Concluyó la primera etapa de apertura del proceso de consulta previa con 17 comunidades indígenas de la etnia Wayúu que tienen posesión de tierras entre Maicao y el corregimiento de Paraguachón, donde se construye actualmente el nuevo sistema de tratamiento de aguas residuales de Maicao.
Al cierre asistieron funcionarios del Gobierno Municipal y de funcionarios del Ministerio del Interior con el acompañamiento del Operador Aguas de la Península.
“Lo más importante es que estamos siendo respetuosos de la autonomía del pueblo Wayuu, y es con base a eso que se va a desarrollar un proyecto de construcción del emisario final que va a llevar las aguas a un destino diferente a la laguna de oxidación, y por eso estamos hoy en la consulta previa con los indígenas de la zona de influencia de la obra, para que ellos sean escuchados y expongan sus puntos de vista”, dijo el alcalde encargado Elkin de Armas.
Los nativos manifiestan y expusieran sus opiniones, para que el municipio proceda con el operador a brindarles todas las garantías y compensaciones que son de ley en estos casos. Se construirá la tubería de descarga de la laguna hasta el arroyo Paraguachón.
Por su parte, el gerente del operador Aguas de la Península, Hernando Muñoz, dijo que la empresa por el momento está en capacidad de cumplir con un proyecto para llevarles agua potable a las comunidades con una tubería directa desde Maicao hasta Paraguachon, y desde aquí distribuirla hasta las diferentes rancherías.
Para el asesor de las comunidades rurales, el ex representante a la cámara Jhon Jairo Iguarán, los beneficios para estas comunidades son múltiples. “El hecho mismo de que las comunidades puedan contar con ese servicio de agua potable en sus casas como cualquier maicaero, eso es un beneficio enorme para ellos”, dijo.

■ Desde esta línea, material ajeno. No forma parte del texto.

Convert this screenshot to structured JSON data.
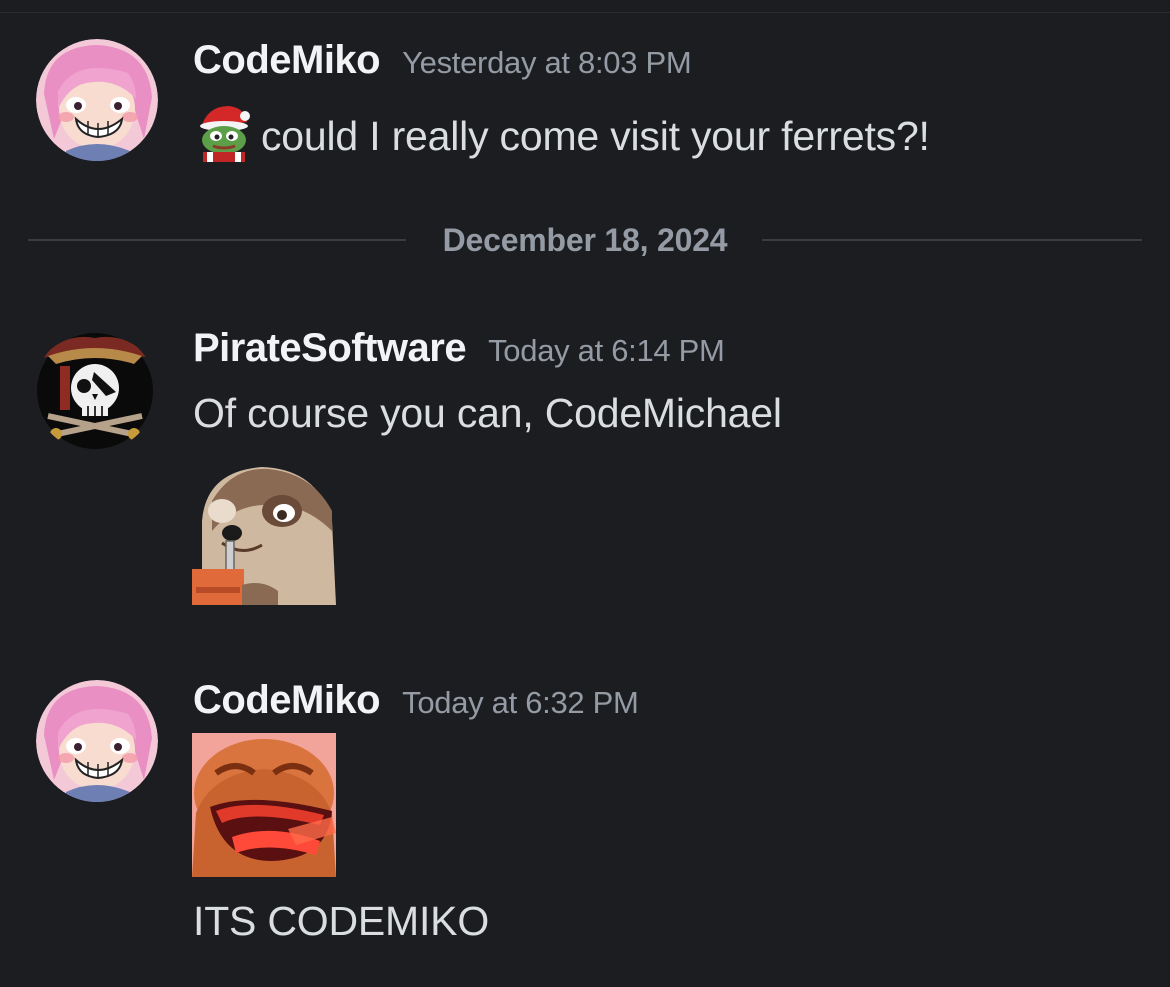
{
  "colors": {
    "background": "#1c1d21",
    "username": "#f2f3f5",
    "timestamp": "#949ba4",
    "message_text": "#dbdee1",
    "divider": "#3a3c42"
  },
  "messages": [
    {
      "author": "CodeMiko",
      "timestamp": "Yesterday at 8:03 PM",
      "avatar": "codemiko-avatar",
      "inline_emoji": "pepe-santa-emoji",
      "text": "could I really come visit your ferrets?!"
    },
    {
      "author": "PirateSoftware",
      "timestamp": "Today at 6:14 PM",
      "avatar": "pirate-skull-avatar",
      "text": "Of course you can, CodeMichael",
      "sticker": "ferret-juicebox-emoji"
    },
    {
      "author": "CodeMiko",
      "timestamp": "Today at 6:32 PM",
      "avatar": "codemiko-avatar",
      "sticker": "pepe-rage-emoji",
      "text": "ITS CODEMIKO"
    }
  ],
  "date_divider": "December 18, 2024"
}
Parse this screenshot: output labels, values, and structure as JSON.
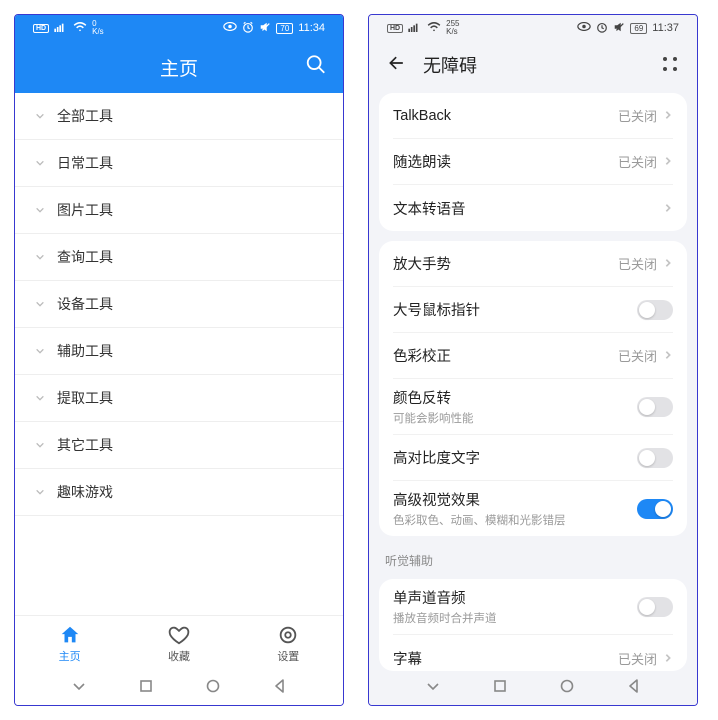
{
  "left": {
    "status": {
      "net": "0",
      "net_unit": "K/s",
      "time": "11:34"
    },
    "header": {
      "title": "主页"
    },
    "categories": [
      "全部工具",
      "日常工具",
      "图片工具",
      "查询工具",
      "设备工具",
      "辅助工具",
      "提取工具",
      "其它工具",
      "趣味游戏"
    ],
    "nav": {
      "home": "主页",
      "fav": "收藏",
      "settings": "设置"
    }
  },
  "right": {
    "status": {
      "net": "255",
      "net_unit": "K/s",
      "time": "11:37"
    },
    "header": {
      "title": "无障碍"
    },
    "status_closed": "已关闭",
    "group1": [
      {
        "label": "TalkBack",
        "trail": "status"
      },
      {
        "label": "随选朗读",
        "trail": "status"
      },
      {
        "label": "文本转语音",
        "trail": "chevron"
      }
    ],
    "group2": [
      {
        "label": "放大手势",
        "trail": "status"
      },
      {
        "label": "大号鼠标指针",
        "trail": "toggle-off"
      },
      {
        "label": "色彩校正",
        "trail": "status"
      },
      {
        "label": "颜色反转",
        "sub": "可能会影响性能",
        "trail": "toggle-off"
      },
      {
        "label": "高对比度文字",
        "trail": "toggle-off"
      },
      {
        "label": "高级视觉效果",
        "sub": "色彩取色、动画、模糊和光影错层",
        "trail": "toggle-on"
      }
    ],
    "section_audio": "听觉辅助",
    "group3": [
      {
        "label": "单声道音频",
        "sub": "播放音频时合并声道",
        "trail": "toggle-off"
      },
      {
        "label": "字幕",
        "trail": "status"
      }
    ]
  }
}
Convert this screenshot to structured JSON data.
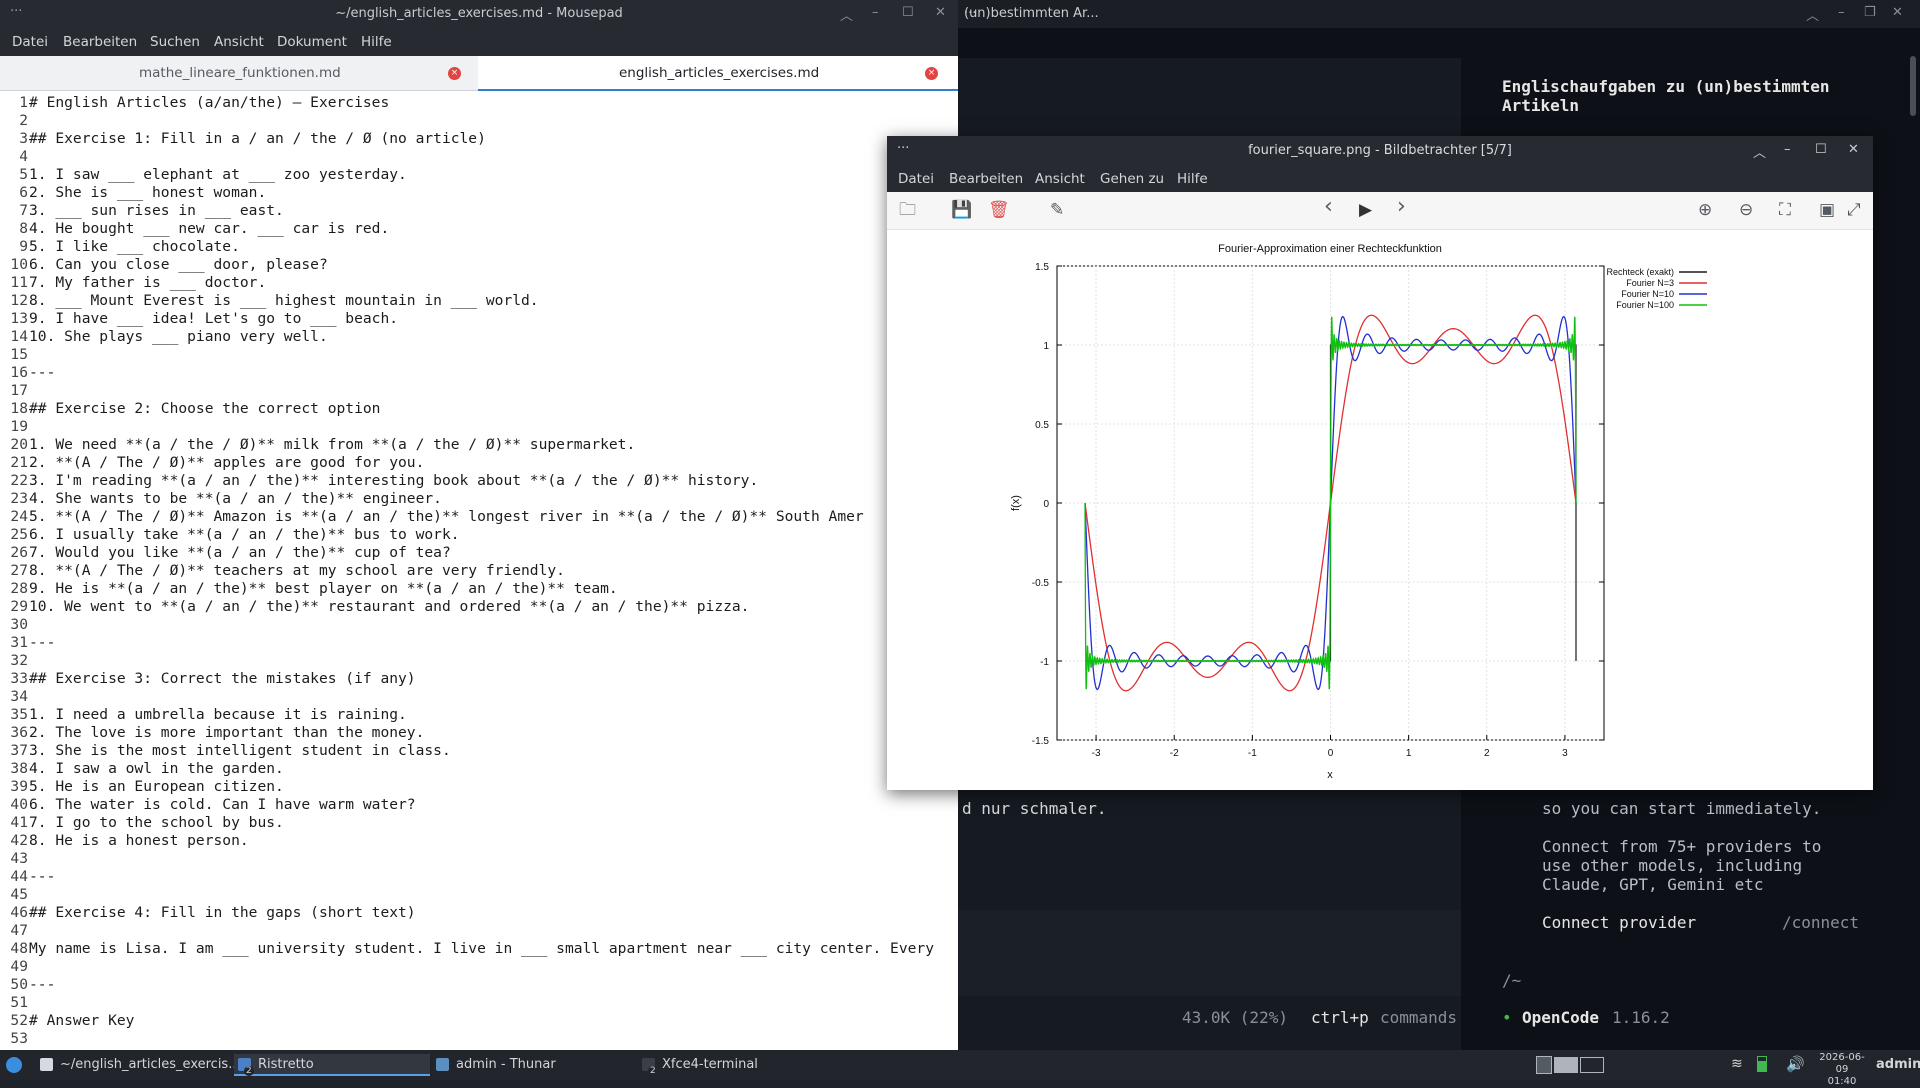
{
  "terminal": {
    "title": "(un)bestimmten Ar...",
    "heading": "Englischaufgaben zu (un)bestimmten Artikeln",
    "left_fragment": "d nur schmaler.",
    "right_lines": [
      "so you can start immediately.",
      "",
      "Connect from 75+ providers to",
      "use other models, including",
      "Claude, GPT, Gemini etc"
    ],
    "connect_label": "Connect provider",
    "connect_cmd": "/connect",
    "cwd": "/~",
    "status_tokens": "43.0K (22%)",
    "status_keys": "ctrl+p",
    "status_cmds": "commands",
    "app_bullet": "•",
    "app_name": "OpenCode",
    "app_version": "1.16.2"
  },
  "mousepad": {
    "title": "~/english_articles_exercises.md - Mousepad",
    "menu": [
      "Datei",
      "Bearbeiten",
      "Suchen",
      "Ansicht",
      "Dokument",
      "Hilfe"
    ],
    "tabs": [
      {
        "label": "mathe_lineare_funktionen.md",
        "close": "×"
      },
      {
        "label": "english_articles_exercises.md",
        "close": "×"
      }
    ],
    "lines": [
      "# English Articles (a/an/the) — Exercises",
      "",
      "## Exercise 1: Fill in a / an / the / Ø (no article)",
      "",
      "1. I saw ___ elephant at ___ zoo yesterday.",
      "2. She is ___ honest woman.",
      "3. ___ sun rises in ___ east.",
      "4. He bought ___ new car. ___ car is red.",
      "5. I like ___ chocolate.",
      "6. Can you close ___ door, please?",
      "7. My father is ___ doctor.",
      "8. ___ Mount Everest is ___ highest mountain in ___ world.",
      "9. I have ___ idea! Let's go to ___ beach.",
      "10. She plays ___ piano very well.",
      "",
      "---",
      "",
      "## Exercise 2: Choose the correct option",
      "",
      "1. We need **(a / the / Ø)** milk from **(a / the / Ø)** supermarket.",
      "2. **(A / The / Ø)** apples are good for you.",
      "3. I'm reading **(a / an / the)** interesting book about **(a / the / Ø)** history.",
      "4. She wants to be **(a / an / the)** engineer.",
      "5. **(A / The / Ø)** Amazon is **(a / an / the)** longest river in **(a / the / Ø)** South Amer",
      "6. I usually take **(a / an / the)** bus to work.",
      "7. Would you like **(a / an / the)** cup of tea?",
      "8. **(A / The / Ø)** teachers at my school are very friendly.",
      "9. He is **(a / an / the)** best player on **(a / an / the)** team.",
      "10. We went to **(a / an / the)** restaurant and ordered **(a / an / the)** pizza.",
      "",
      "---",
      "",
      "## Exercise 3: Correct the mistakes (if any)",
      "",
      "1. I need a umbrella because it is raining.",
      "2. The love is more important than the money.",
      "3. She is the most intelligent student in class.",
      "4. I saw a owl in the garden.",
      "5. He is an European citizen.",
      "6. The water is cold. Can I have warm water?",
      "7. I go to the school by bus.",
      "8. He is a honest person.",
      "",
      "---",
      "",
      "## Exercise 4: Fill in the gaps (short text)",
      "",
      "My name is Lisa. I am ___ university student. I live in ___ small apartment near ___ city center. Every",
      "",
      "---",
      "",
      "# Answer Key",
      ""
    ]
  },
  "viewer": {
    "title": "fourier_square.png - Bildbetrachter [5/7]",
    "menu": [
      "Datei",
      "Bearbeiten",
      "Ansicht",
      "Gehen zu",
      "Hilfe"
    ],
    "toolbar": {
      "open": "🗀",
      "save": "💾",
      "delete": "🗑",
      "edit": "✎",
      "prev": "‹",
      "play": "▶",
      "next": "›",
      "zoom_in": "⊕",
      "zoom_out": "⊖",
      "zoom_fit": "⛶",
      "zoom_100": "▣",
      "fullscreen": "⤢"
    }
  },
  "chart_data": {
    "type": "line",
    "title": "Fourier-Approximation einer Rechteckfunktion",
    "xlabel": "x",
    "ylabel": "f(x)",
    "xlim": [
      -3.5,
      3.5
    ],
    "ylim": [
      -1.5,
      1.5
    ],
    "xticks": [
      "-3",
      "-2",
      "-1",
      "0",
      "1",
      "2",
      "3"
    ],
    "yticks": [
      "1.5",
      "1",
      "0.5",
      "0",
      "-0.5",
      "-1",
      "-1.5"
    ],
    "grid": true,
    "legend_position": "outside-top-right",
    "series": [
      {
        "name": "Rechteck (exakt)",
        "color": "#1a1a1a",
        "fn": "square"
      },
      {
        "name": "Fourier N=3",
        "color": "#e03030",
        "fn": "fourier",
        "N": 3
      },
      {
        "name": "Fourier N=10",
        "color": "#2030d0",
        "fn": "fourier",
        "N": 10
      },
      {
        "name": "Fourier N=100",
        "color": "#10c010",
        "fn": "fourier",
        "N": 100
      }
    ]
  },
  "taskbar": {
    "tasks": [
      {
        "label": "~/english_articles_exercis..."
      },
      {
        "label": "Ristretto",
        "badge": "2"
      },
      {
        "label": "admin - Thunar"
      },
      {
        "label": "Xfce4-terminal",
        "badge": "2"
      }
    ],
    "date": "2026-06-09",
    "time": "01:40",
    "user": "admin"
  }
}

Las comunidades propusieron así mismo que hay que hacer un aprovechamiento de esas aguas que llegan al emisario final, en la parte agropecuaria, con el propósito de que por lo menos el 80% de las aguas tratadas sean reutilizadas y solo un 20% llegue al arroyo, pero que siempre y cuando ellos no sean excluidos, ya que si bien la empresa proporciona el agua, ellos tienen las tierras.
Con la puesta en marcha de la nueva laguna de oxidación, se da por liquidado un inconveniente de varias décadas de la población cercana a la laguna actual, donde los habitantes de dicho sector deben soportar malos olores y las incomodidades propias de tener cerca a sus residencias una infraestructura como esta que tantos dolores de cabeza le ha traído a los habitantes de la zona durante los años que tiene la población.
El funcionamiento del nuevo sistema de tratamiento cuenta con el visto bueno de la Corporación Autónoma Regional de La Guajira y desde luego la futura aprobación de las comunidades indígenas con las cuales se seguirán agotando las etapas de manejo de impactos ambientales y sociales y protocolización de acuerdos exigidas por la ley, lo que no se hizo a comienzos de la construcción de la obra, lo que ha atrasado la puesta en marcha de la misma. En este momento, faltan solo 250 metros de tubería para terminar la obra, según fuentes de la empresa operadora Aguas de la Península.